= Max Deen Larsen =

Austrian educator (1943–2018)

Max Deen Larsen (March 6, 1943 – January 12, 2018) was founder and director of the :de:Franz-Schubert-Institut in Baden, Austria.

==Early life==
Max Deen Larsen was born on March 6, 1943, in Richfield, Utah, to Maida and Max Larsen. He majored in German and religion at Reed College. His thesis was titled "Paradox and Pointe in Friedrich Schlegel's Fragments" under professor Ottomar Rudolf. He graduated with a master's degree from Yale University. He graduated with a Master of Arts and Doctor of Philosophy from the University of Vienna.

==Career==
Larsen taught poetry at the Yale School of Music and the Vienna Music Academy. He taught history of opera at Stanford University in Austria. He was adjunct professor of music at the University of Alberta in Canada.
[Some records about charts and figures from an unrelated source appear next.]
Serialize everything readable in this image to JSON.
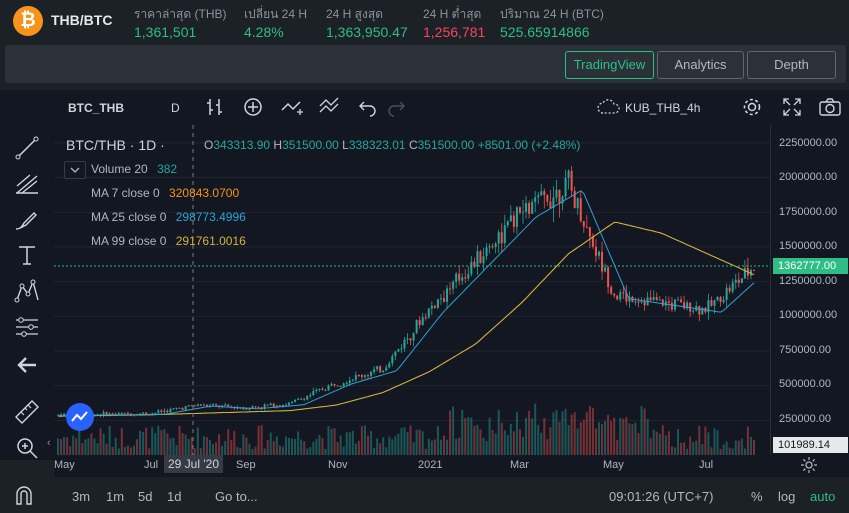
{
  "header": {
    "coin_symbol": "₿",
    "pair": "THB/BTC",
    "stats": [
      {
        "label": "ราคาล่าสุด (THB)",
        "value": "1,361,501"
      },
      {
        "label": "เปลี่ยน 24 H",
        "value": "4.28%"
      },
      {
        "label": "24 H สูงสุด",
        "value": "1,363,950.47"
      },
      {
        "label": "24 H ต่ำสุด",
        "value": "1,256,781"
      },
      {
        "label": "ปริมาณ 24 H (BTC)",
        "value": "525.65914866"
      }
    ]
  },
  "tabs": [
    {
      "label": "TradingView",
      "active": true
    },
    {
      "label": "Analytics",
      "active": false
    },
    {
      "label": "Depth",
      "active": false
    }
  ],
  "toolbar": {
    "symbol": "BTC_THB",
    "interval": "D",
    "layout_name": "KUB_THB_4h"
  },
  "legend": {
    "title": "BTC/THB · 1D ·",
    "o_label": "O",
    "o": "343313.90",
    "h_label": "H",
    "h": "351500.00",
    "l_label": "L",
    "l": "338323.01",
    "c_label": "C",
    "c": "351500.00",
    "change": "+8501.00 (+2.48%)",
    "volume_label": "Volume 20",
    "volume_value": "382",
    "ma7_label": "MA 7 close 0",
    "ma7_value": "320843.0700",
    "ma25_label": "MA 25 close 0",
    "ma25_value": "298773.4996",
    "ma99_label": "MA 99 close 0",
    "ma99_value": "291761.0016"
  },
  "colors": {
    "up": "#26a69a",
    "down": "#ef5350",
    "ma7": "#f7931a",
    "ma25": "#2ba4d6",
    "ma99": "#d4b13b",
    "accent": "#2ebd85"
  },
  "price_axis": [
    "2250000.00",
    "2000000.00",
    "1750000.00",
    "1500000.00",
    "1250000.00",
    "1000000.00",
    "750000.00",
    "500000.00",
    "250000.00"
  ],
  "current_price_label": "1362777.00",
  "volume_axis_label": "101989.14",
  "time_axis": [
    "May",
    "Jul",
    "Sep",
    "Nov",
    "2021",
    "Mar",
    "May",
    "Jul"
  ],
  "crosshair_date": "29 Jul '20",
  "chart_data": {
    "type": "line",
    "title": "BTC/THB · 1D",
    "xlabel": "",
    "ylabel": "",
    "ylim": [
      0,
      2350000
    ],
    "x": [
      "2020-05",
      "2020-06",
      "2020-07",
      "2020-08",
      "2020-09",
      "2020-10",
      "2020-11",
      "2020-12",
      "2021-01",
      "2021-02",
      "2021-03",
      "2021-04",
      "2021-05",
      "2021-06",
      "2021-07",
      "2021-08"
    ],
    "series": [
      {
        "name": "Close",
        "values": [
          290000,
          295000,
          300000,
          360000,
          340000,
          370000,
          520000,
          620000,
          1050000,
          1400000,
          1750000,
          1950000,
          1150000,
          1100000,
          1050000,
          1360000
        ]
      },
      {
        "name": "MA 99",
        "values": [
          280000,
          285000,
          290000,
          300000,
          310000,
          320000,
          360000,
          450000,
          600000,
          800000,
          1100000,
          1450000,
          1680000,
          1600000,
          1450000,
          1300000
        ]
      }
    ],
    "current_price": 1362777
  }
}
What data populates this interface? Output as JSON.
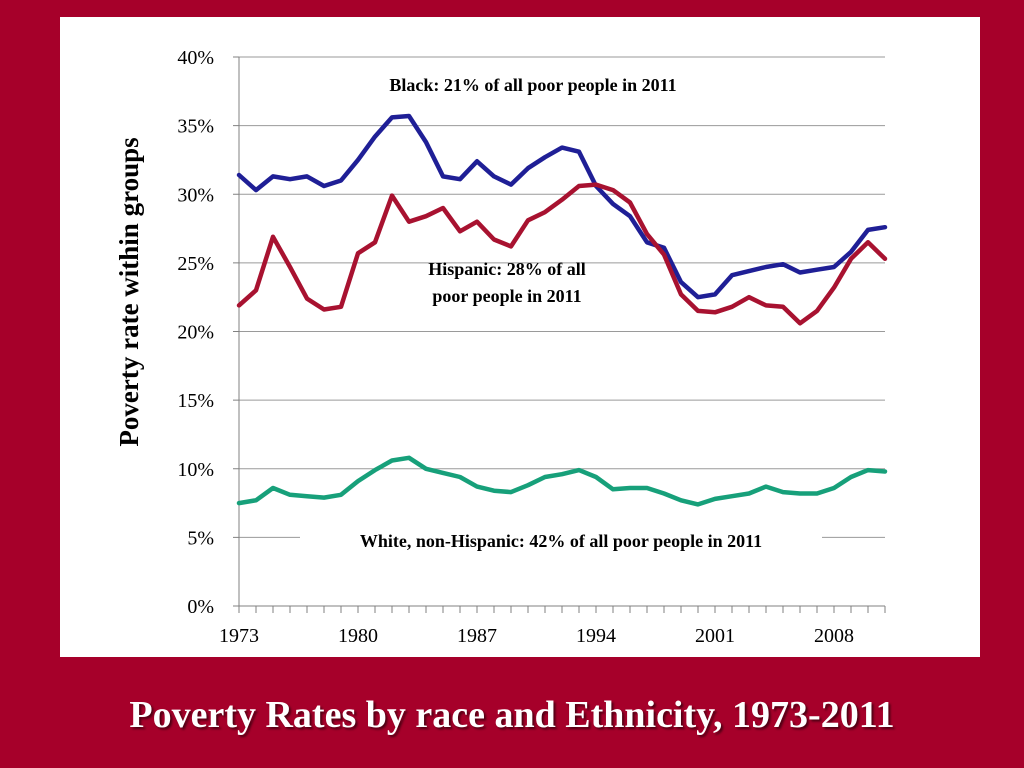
{
  "slide_title": "Poverty Rates by race and Ethnicity, 1973-2011",
  "chart_data": {
    "type": "line",
    "title": "",
    "xlabel": "",
    "ylabel": "Poverty rate within groups",
    "xlim": [
      1973,
      2011
    ],
    "ylim": [
      0,
      40
    ],
    "y_ticks": [
      0,
      5,
      10,
      15,
      20,
      25,
      30,
      35,
      40
    ],
    "y_tick_labels": [
      "0%",
      "5%",
      "10%",
      "15%",
      "20%",
      "25%",
      "30%",
      "35%",
      "40%"
    ],
    "x_tick_values": [
      1973,
      1980,
      1987,
      1994,
      2001,
      2008
    ],
    "x_tick_labels": [
      "1973",
      "1980",
      "1987",
      "1994",
      "2001",
      "2008"
    ],
    "grid": "horizontal",
    "x": [
      1973,
      1974,
      1975,
      1976,
      1977,
      1978,
      1979,
      1980,
      1981,
      1982,
      1983,
      1984,
      1985,
      1986,
      1987,
      1988,
      1989,
      1990,
      1991,
      1992,
      1993,
      1994,
      1995,
      1996,
      1997,
      1998,
      1999,
      2000,
      2001,
      2002,
      2003,
      2004,
      2005,
      2006,
      2007,
      2008,
      2009,
      2010,
      2011
    ],
    "series": [
      {
        "name": "Black",
        "color": "#1f1f96",
        "values": [
          31.4,
          30.3,
          31.3,
          31.1,
          31.3,
          30.6,
          31.0,
          32.5,
          34.2,
          35.6,
          35.7,
          33.8,
          31.3,
          31.1,
          32.4,
          31.3,
          30.7,
          31.9,
          32.7,
          33.4,
          33.1,
          30.6,
          29.3,
          28.4,
          26.5,
          26.1,
          23.6,
          22.5,
          22.7,
          24.1,
          24.4,
          24.7,
          24.9,
          24.3,
          24.5,
          24.7,
          25.8,
          27.4,
          27.6
        ]
      },
      {
        "name": "Hispanic",
        "color": "#a81230",
        "values": [
          21.9,
          23.0,
          26.9,
          24.7,
          22.4,
          21.6,
          21.8,
          25.7,
          26.5,
          29.9,
          28.0,
          28.4,
          29.0,
          27.3,
          28.0,
          26.7,
          26.2,
          28.1,
          28.7,
          29.6,
          30.6,
          30.7,
          30.3,
          29.4,
          27.1,
          25.6,
          22.7,
          21.5,
          21.4,
          21.8,
          22.5,
          21.9,
          21.8,
          20.6,
          21.5,
          23.2,
          25.3,
          26.5,
          25.3
        ]
      },
      {
        "name": "White, non-Hispanic",
        "color": "#17a07a",
        "values": [
          7.5,
          7.7,
          8.6,
          8.1,
          8.0,
          7.9,
          8.1,
          9.1,
          9.9,
          10.6,
          10.8,
          10.0,
          9.7,
          9.4,
          8.7,
          8.4,
          8.3,
          8.8,
          9.4,
          9.6,
          9.9,
          9.4,
          8.5,
          8.6,
          8.6,
          8.2,
          7.7,
          7.4,
          7.8,
          8.0,
          8.2,
          8.7,
          8.3,
          8.2,
          8.2,
          8.6,
          9.4,
          9.9,
          9.8
        ]
      }
    ],
    "annotations": [
      {
        "series": "Black",
        "text": "Black: 21% of all poor people in 2011"
      },
      {
        "series": "Hispanic",
        "lines": [
          "Hispanic: 28% of all",
          "poor people in 2011"
        ]
      },
      {
        "series": "White, non-Hispanic",
        "text": "White, non-Hispanic: 42% of all poor people in 2011"
      }
    ]
  }
}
In 1973, Larsen moved to Baden bei Wien. He founded and was director of the :de:Franz-Schubert-Institut.

==Personal life==
Larsen married Verena. They had four children, Evelyn, Rainer, Gwendolyn and Brent.

Larsen died of a pulmonary embolism on January 12, 2018, in Baden bei Wien. He was buried at the Municipal Parish Cemetery (Stadtpfarrfriedhof Baden) in Baden.